For finance / payroll teams: do not pay contractor invoices in cryptocurrency without screening the destination address. Sanctuary, Chainalysis Reactor, Elliptic Lens, and TRM Tactical can all generate a per-address risk score on demand. The marginal cost is negligible. The downside of a single OFAC violation can be a $10 million+ settlement and a deferred prosecution agreement.

For exchanges: screen withdrawal addresses against the OFAC March 12 designations. The 21 addresses are the floor; the cluster around them is larger. Sanctuary's `dprk_it_worker_payroll` tag covers the cluster at three to five hops outbound from each designated wallet.

The default password is "123456." The network behind it processed $1 million a month.

DPRK's edge in 2026 is not technical sophistication.

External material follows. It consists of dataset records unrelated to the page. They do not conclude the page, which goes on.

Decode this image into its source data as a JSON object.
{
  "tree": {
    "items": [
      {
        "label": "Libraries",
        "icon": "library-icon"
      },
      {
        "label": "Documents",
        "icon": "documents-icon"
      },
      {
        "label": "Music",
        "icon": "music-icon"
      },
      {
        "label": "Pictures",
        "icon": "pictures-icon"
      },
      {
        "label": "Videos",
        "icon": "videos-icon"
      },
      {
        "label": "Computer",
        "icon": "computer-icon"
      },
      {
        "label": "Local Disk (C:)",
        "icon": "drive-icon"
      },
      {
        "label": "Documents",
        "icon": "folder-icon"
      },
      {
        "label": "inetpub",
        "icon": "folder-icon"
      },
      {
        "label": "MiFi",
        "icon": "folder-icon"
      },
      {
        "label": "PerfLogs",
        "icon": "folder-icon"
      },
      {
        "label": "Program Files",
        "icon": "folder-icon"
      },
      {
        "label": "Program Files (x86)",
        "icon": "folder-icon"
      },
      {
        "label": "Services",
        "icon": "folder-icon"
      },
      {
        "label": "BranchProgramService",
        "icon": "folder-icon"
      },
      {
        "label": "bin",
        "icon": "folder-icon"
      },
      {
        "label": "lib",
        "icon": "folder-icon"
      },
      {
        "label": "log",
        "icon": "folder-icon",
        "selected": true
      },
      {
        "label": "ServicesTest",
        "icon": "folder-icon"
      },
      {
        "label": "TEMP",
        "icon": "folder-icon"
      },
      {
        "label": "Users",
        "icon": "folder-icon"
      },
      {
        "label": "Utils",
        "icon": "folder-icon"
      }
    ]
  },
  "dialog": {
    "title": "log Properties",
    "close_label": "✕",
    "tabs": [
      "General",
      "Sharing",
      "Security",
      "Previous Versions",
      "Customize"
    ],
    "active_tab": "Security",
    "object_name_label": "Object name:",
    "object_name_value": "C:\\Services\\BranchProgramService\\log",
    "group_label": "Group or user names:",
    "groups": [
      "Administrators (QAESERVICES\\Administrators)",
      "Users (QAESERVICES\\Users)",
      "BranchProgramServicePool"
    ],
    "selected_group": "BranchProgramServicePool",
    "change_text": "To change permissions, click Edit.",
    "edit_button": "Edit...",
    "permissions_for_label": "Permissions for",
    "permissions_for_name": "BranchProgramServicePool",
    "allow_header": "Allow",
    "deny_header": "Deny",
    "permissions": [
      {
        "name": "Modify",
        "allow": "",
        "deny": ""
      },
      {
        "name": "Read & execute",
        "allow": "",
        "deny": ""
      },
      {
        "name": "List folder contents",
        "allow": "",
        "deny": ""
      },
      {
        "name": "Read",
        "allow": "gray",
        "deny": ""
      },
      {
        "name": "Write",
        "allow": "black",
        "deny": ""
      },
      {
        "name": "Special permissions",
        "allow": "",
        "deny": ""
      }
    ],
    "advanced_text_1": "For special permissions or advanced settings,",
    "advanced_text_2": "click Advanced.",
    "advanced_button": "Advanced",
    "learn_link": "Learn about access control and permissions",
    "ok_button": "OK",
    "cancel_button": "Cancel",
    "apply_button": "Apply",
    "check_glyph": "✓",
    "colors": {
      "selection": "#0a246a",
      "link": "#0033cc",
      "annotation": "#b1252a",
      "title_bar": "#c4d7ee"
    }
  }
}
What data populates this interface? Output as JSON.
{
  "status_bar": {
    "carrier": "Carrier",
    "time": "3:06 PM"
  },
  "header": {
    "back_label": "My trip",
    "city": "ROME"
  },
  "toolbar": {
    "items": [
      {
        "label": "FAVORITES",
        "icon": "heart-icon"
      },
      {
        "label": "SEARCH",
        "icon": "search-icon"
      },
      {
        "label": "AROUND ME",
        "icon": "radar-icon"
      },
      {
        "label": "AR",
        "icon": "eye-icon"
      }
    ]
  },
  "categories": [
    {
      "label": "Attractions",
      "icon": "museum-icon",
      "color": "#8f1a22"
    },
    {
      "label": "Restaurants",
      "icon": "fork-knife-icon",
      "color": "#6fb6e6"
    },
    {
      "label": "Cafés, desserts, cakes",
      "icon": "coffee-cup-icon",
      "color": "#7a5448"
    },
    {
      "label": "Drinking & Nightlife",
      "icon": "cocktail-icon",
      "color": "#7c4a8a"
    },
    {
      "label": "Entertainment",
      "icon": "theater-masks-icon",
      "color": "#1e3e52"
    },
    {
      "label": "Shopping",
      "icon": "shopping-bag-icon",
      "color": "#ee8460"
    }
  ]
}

It is scale and patience. The defense against scale is also scale — every crypto company, every freelancer marketplace, every payroll provider with crypto rails, needs the address cluster in its screening pipeline. Once it is in the pipeline, the next $200,000 you almost paid to "Keisuke Watanabe" gets stopped at the wire.

Screen the wallet. The password told you what you needed to know.